Der Ansatz kombiniert Branchenwissen für KMU und eine praxisnahe, ROI-orientierte Vorgehensweise, persönlich begleitet. Ob Sie ein Pilotteam definieren, eine Keynote für Ihre Führungsebene suchen oder Unterstützung bei Förderanträgen brauchen, die Beratung passt sich individuell an, statt eine Standardlösung überzustülpen. Prüfen Sie unverbindlich, welches Modell zu Ihrem Unternehmen passt, und vereinbaren Sie ein erstes Gespräch über die Leistungsseite.
Quellen
- KI-Strategie entwickeln: 6-Schritte-Framework mit Roadmap (2026) | SixSides AI
- Lizenzen sind keine Strategie: das AI-Betriebsmodell (2026) | SharpSharp
- AI operating models: 5 that enable scalable success | Dataiku
- An Operating Model for the Age of AI | Bain & Company
- KI-Strategie für Unternehmen | Gartner (DE)
FAQ
Was ist ein AI Operating Model?
Ein AI Operating Model legt fest, wie Menschen, Daten, Prozesse und Governance rund um KI-Nutzung organisiert sind, damit Projekte wiederholbar Wert liefern. Es umfasst Rollen, Datenregeln, verankerte Workflows und Verifizierungsschritte, nicht nur die eingesetzte Software.
Was sind die vier gängigen Betriebsmodelltypen?
Häufig unterschieden werden Siloed, Center of Excellence, Hub-and-Spoke und Embedded als vier Grundformen. Manche Frameworks ergänzen dies um ein fünftes Modell, das Center for Acceleration, für Unternehmen, die KI bereits breit in mehreren Abteilungen nutzen.

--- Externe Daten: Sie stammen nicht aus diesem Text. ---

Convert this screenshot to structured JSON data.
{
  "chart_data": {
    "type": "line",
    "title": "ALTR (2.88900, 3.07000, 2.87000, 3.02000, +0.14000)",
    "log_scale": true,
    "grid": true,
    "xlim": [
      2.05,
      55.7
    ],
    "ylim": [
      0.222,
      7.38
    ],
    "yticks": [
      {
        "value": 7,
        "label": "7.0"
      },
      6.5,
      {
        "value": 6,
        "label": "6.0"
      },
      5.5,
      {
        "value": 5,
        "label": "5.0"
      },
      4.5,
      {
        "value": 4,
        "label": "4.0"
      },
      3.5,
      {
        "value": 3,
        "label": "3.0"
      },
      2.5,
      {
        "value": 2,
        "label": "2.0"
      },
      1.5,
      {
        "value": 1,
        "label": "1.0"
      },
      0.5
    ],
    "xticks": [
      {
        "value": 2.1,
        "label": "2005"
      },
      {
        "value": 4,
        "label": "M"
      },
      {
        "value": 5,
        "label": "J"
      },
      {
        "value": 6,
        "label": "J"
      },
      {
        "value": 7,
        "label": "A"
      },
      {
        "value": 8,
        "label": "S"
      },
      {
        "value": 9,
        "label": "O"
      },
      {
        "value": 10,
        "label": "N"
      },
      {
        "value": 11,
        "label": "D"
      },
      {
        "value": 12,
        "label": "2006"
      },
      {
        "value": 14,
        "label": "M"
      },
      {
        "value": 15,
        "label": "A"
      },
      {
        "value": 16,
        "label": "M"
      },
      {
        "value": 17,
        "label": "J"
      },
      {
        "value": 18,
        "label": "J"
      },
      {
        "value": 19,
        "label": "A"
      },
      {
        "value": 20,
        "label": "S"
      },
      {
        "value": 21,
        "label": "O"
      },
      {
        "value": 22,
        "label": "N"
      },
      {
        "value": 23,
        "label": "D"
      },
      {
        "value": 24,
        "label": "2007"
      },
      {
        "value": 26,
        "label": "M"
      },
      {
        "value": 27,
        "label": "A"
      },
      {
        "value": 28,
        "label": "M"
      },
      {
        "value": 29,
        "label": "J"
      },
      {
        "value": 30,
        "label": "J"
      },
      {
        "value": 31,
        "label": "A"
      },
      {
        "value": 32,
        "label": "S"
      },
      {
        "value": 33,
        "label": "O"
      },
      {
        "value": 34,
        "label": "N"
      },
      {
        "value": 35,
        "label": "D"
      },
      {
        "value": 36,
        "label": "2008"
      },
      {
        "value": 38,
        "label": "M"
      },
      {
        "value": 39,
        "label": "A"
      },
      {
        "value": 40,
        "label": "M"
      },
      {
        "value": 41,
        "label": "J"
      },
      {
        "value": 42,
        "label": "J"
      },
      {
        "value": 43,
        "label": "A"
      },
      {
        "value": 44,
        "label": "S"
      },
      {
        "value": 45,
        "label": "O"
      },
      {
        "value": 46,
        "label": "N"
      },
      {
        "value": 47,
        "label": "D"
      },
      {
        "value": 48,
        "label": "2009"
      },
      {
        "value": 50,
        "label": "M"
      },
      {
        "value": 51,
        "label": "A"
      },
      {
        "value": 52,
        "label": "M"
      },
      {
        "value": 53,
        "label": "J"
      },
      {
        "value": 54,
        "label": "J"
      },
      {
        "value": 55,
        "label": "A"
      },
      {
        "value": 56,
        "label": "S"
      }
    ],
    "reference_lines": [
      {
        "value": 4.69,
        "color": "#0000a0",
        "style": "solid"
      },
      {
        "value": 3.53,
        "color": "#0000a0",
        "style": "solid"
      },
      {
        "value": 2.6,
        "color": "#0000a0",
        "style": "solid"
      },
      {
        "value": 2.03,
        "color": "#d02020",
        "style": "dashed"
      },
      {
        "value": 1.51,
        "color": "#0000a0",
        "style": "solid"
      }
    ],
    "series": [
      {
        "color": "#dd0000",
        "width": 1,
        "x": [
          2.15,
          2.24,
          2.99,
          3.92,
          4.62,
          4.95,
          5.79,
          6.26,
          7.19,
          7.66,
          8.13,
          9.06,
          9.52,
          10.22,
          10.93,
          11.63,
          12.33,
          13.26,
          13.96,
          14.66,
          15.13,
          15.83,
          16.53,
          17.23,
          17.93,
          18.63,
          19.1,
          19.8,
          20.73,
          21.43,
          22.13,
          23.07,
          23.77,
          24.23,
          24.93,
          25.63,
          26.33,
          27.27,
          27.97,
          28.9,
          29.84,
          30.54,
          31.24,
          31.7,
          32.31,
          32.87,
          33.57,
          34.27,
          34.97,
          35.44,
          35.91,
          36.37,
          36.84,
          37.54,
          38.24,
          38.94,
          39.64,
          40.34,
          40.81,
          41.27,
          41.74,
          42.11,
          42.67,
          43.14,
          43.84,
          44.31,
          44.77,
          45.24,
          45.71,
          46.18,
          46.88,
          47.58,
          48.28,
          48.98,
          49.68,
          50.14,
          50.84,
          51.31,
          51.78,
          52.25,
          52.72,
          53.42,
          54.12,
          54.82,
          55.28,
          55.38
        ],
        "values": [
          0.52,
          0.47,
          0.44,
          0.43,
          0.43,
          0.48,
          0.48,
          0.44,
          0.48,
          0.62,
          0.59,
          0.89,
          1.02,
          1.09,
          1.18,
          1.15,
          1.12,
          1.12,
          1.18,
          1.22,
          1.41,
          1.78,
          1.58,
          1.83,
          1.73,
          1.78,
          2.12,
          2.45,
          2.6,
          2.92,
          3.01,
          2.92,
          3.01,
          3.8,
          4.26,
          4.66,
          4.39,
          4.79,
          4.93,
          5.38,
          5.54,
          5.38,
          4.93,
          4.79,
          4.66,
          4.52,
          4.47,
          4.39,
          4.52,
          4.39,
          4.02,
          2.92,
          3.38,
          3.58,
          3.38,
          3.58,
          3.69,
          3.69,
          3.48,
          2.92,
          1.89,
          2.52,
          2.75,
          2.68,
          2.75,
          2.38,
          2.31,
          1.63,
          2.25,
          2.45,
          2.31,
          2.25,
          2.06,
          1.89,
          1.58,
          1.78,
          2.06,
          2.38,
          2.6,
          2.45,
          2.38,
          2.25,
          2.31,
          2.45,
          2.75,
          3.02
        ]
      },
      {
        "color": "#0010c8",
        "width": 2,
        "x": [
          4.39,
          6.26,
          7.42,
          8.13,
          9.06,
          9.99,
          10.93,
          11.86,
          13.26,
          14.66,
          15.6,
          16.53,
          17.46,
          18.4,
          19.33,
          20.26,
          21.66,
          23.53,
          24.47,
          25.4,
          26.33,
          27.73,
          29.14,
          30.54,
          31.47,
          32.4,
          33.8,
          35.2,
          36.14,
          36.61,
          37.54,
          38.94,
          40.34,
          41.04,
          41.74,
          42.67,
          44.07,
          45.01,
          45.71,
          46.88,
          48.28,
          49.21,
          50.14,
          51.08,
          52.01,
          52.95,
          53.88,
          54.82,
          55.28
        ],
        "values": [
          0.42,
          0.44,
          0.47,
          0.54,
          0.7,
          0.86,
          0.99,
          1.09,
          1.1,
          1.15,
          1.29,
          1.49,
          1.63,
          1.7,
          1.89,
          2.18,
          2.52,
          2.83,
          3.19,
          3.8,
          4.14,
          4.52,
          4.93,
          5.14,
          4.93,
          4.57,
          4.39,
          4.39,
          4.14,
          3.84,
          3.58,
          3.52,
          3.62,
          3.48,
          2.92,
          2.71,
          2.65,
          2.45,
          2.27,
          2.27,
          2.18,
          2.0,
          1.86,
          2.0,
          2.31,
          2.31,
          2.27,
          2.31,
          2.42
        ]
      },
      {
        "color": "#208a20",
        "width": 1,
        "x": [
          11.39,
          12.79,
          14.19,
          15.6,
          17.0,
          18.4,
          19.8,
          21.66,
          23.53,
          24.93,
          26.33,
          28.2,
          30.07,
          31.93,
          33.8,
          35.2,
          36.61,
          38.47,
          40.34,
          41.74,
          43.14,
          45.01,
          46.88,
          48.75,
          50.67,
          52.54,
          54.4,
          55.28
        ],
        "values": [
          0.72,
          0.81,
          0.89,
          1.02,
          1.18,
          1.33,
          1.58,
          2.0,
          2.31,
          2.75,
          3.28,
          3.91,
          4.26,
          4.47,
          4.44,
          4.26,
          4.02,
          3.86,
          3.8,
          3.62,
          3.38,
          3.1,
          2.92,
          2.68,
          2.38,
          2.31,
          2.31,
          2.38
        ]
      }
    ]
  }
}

Gibt es ein eigenes KI-Betriebssystem?
Es gibt kein einzelnes „KI-Betriebssystem“ im klassischen Softwaresinn, sondern verschiedene Plattformansätze und Frameworks, die Governance, Daten und Workflows zusammenführen. Der Begriff wird in der Praxis eher metaphorisch für das organisatorische Betriebsmodell verwendet als für ein konkretes Produkt.
Was kostet eine Beratung zum Aufbau eines AI-Betriebsmodells?
Die Kosten hängen stark von Umfang und Unternehmensgröße ab, aktuelle Preise für Strategieberatung und Workshops bei menter.digital finden Sie direkt auf der Leistungsseite. Häufig lässt sich ein Teil der Kosten über passende Förderprogramme abdecken.
Wie lange dauert der Weg vom Pilot zur Skalierung?
Ein erster Pilot dauert typischerweise vier bis sechs Wochen, die vollständige Skalierung im deutschsprachigen Raum kann je nach Unternehmensgröße mehrere Monate in Anspruch nehmen. Entscheidend ist, dass Lernerfahrungen aus dem Piloten dokumentiert und als Playbook auf weitere Teams übertragen werden.